Ask HN: How do you wake up in the morning? - gravy
What&#x27;s your pre-work routine? I can&#x27;t seem to consistently wake up at the hours I want.
======
iamben
Do you consistently go to bed at the same time, keep you meal times relatively
consistent and keep your stimulant intake (caffeine, etc) consistent as well?
I fare a whole lot better when I do.

Regardless, for me: 8:30 alarm, although I'm usually stirring by then.
Meditate, coffee, email check (I rarely reply at this time). ~9:30 Gym ~11:15
Work

I drink decaf coffee in the afternoon, and decaf tea in the evening (it's not
as good, but cutting the bulk of my caffeine out after my breakfast cup has
really helped my sleep).

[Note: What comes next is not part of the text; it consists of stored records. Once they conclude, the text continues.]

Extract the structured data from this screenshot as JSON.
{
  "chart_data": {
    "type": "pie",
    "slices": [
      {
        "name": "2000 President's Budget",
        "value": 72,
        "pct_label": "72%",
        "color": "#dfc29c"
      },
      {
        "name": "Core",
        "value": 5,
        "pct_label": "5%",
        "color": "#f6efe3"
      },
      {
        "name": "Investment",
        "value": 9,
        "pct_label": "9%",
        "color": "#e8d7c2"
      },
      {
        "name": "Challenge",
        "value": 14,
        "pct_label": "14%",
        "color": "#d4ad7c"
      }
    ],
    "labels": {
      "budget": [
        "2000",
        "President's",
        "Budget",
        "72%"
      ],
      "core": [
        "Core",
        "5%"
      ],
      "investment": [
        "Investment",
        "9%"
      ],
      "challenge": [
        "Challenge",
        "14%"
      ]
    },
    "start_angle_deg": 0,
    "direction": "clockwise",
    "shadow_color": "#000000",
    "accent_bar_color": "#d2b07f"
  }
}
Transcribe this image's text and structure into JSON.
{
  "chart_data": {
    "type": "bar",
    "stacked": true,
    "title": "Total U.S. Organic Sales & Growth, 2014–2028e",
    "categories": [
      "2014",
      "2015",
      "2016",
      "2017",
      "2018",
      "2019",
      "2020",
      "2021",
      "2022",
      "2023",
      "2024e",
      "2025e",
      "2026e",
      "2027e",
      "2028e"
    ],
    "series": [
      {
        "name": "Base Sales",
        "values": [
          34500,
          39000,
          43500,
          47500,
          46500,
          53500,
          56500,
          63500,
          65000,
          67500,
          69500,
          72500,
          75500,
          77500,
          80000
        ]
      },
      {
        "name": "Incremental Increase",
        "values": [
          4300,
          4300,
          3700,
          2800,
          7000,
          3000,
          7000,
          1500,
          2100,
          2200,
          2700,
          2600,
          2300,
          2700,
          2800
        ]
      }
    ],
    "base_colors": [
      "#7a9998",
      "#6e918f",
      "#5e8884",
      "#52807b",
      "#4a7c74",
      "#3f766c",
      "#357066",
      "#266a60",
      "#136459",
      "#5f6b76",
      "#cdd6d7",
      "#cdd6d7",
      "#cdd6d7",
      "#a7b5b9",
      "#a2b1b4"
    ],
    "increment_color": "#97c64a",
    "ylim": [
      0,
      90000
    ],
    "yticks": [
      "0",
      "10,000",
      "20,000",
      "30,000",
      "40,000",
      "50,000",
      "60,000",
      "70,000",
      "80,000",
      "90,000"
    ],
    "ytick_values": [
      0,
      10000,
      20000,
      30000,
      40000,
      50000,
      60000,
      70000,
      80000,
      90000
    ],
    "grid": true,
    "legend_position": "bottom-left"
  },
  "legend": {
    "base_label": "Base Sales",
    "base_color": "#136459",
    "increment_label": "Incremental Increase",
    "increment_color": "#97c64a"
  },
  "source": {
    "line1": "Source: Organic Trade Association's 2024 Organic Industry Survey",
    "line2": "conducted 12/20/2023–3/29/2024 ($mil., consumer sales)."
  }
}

I try to keep some level of routine/discipline,
including an hour or so to relax before bed, which is usually around
12:30-1am. I forced myself to get up 'early' for a fair while, but after
reading Matthew Walker's "Why We Sleep" ([https://www.amazon.co.uk/Why-We-
Sleep-Science-Dreams/dp/0141...](https://www.amazon.co.uk/Why-We-Sleep-
Science-Dreams/dp/0141983760/)) I just accepted I was more of a night owl and
adjusted accordingly.

------
ainiriand
6am: alarm rings.

6:30am: as I have everything ready I leave for the gym.

7:30am: coffee and reading.

8:00am: train commute.

8:30: work.

For me the key is going to bed early. Maybe I go to bed at 10:30pm but dont
actually sleep till 11 or 11:30 when cant read anymore.

------
dagw
_I can 't seem to consistently wake up at the hours I want._

Protip! Get a kid and have it be your responsibility they get to school on
time.